Some of these moments are simple: if you look down at an ashtray while your interrogator asks questions, he’ll shout at you and sweep it off the table. Others would have been difficult to detect if Kojima hadn’t been there pointing them out. If you examine the flashbang grenades on a terrorist’s uniform, for example, you fade into a full-fledged flashback, and a fellow soldier later rescues you with a flashbang attack. I only got to that point, apparently, because I’d followed Kojima’s instructions to avoid looking at the soldier in a photo lineup earlier, throwing the terrorists off his trail.

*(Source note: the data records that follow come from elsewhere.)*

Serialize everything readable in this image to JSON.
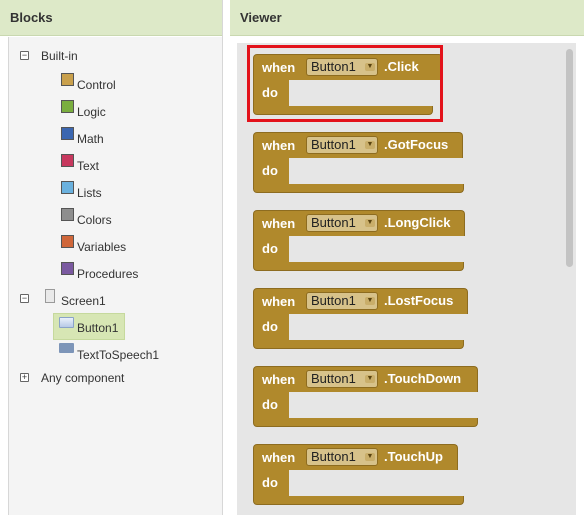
{
  "blocks_panel": {
    "title": "Blocks",
    "builtin_label": "Built-in",
    "builtin_items": [
      {
        "label": "Control",
        "color": "#c9a04c",
        "icon": "control-swatch"
      },
      {
        "label": "Logic",
        "color": "#7aae3f",
        "icon": "logic-swatch"
      },
      {
        "label": "Math",
        "color": "#3b66b0",
        "icon": "math-swatch"
      },
      {
        "label": "Text",
        "color": "#c7385e",
        "icon": "text-swatch"
      },
      {
        "label": "Lists",
        "color": "#6ab1de",
        "icon": "lists-swatch"
      },
      {
        "label": "Colors",
        "color": "#8e8e8e",
        "icon": "colors-swatch"
      },
      {
        "label": "Variables",
        "color": "#d0673a",
        "icon": "variables-swatch"
      },
      {
        "label": "Procedures",
        "color": "#7a59a0",
        "icon": "procedures-swatch"
      }
    ],
    "screen_label": "Screen1",
    "button_label": "Button1",
    "tts_label": "TextToSpeech1",
    "any_component_label": "Any component"
  },
  "viewer": {
    "title": "Viewer",
    "when_kw": "when",
    "do_kw": "do",
    "component": "Button1",
    "events": [
      ".Click",
      ".GotFocus",
      ".LongClick",
      ".LostFocus",
      ".TouchDown",
      ".TouchUp"
    ]
  },
  "colors": {
    "block": "#b0892c",
    "header_bg": "#dde9c8",
    "highlight": "#e3121b"
  }
}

This kind of interactive storytelling is nothing new for video games. But compared to hitting buttons on a controller or even moving your hands in a VR game, eye motion is almost involuntary. With simple headset tracking, you can point your face in one direction and furtively glance in another. When Fove is watching your pupils, there’s no such option. The computer always knows what you’re doing.
You can’t trick the computer
All of this is mostly theoretically interesting, of course. Fove has a single experience that’s a few minutes long; since it was only in Japanese, I couldn’t even understand the dialog without Kojima’s explanations. For now, she says Fove is aiming at selling to developers and public installations like arcades; headsets are apparently being installed in 7,000 Korean and Japanese internet cafes next February in an attempt to kickstart development. The headset doesn’t have a motion controller like the Rift, Vive, or PlayStation VR, and its catalog isn’t as robust.
The hardware is commendably solid for an indie VR headset. Its 2560x1440 screen (the same resolution as the Gear VR) is crisp, and the head tracking, which uses the same camera as the OSVR HDK 2, is nicely precise. But it doesn’t rival the industrial design of the Rift or PSVR, nor does it have the room-scale tracking of the Vive. It’s a product for people who are excited about building for one specific, experimental VR technology, not a credible competitor to big-name consumer headsets. By the former metric, though, it’s made great strides since 2015 — and it’s pushing forward in areas that, so far, we haven’t seen companies like Oculus and Valve talk much about.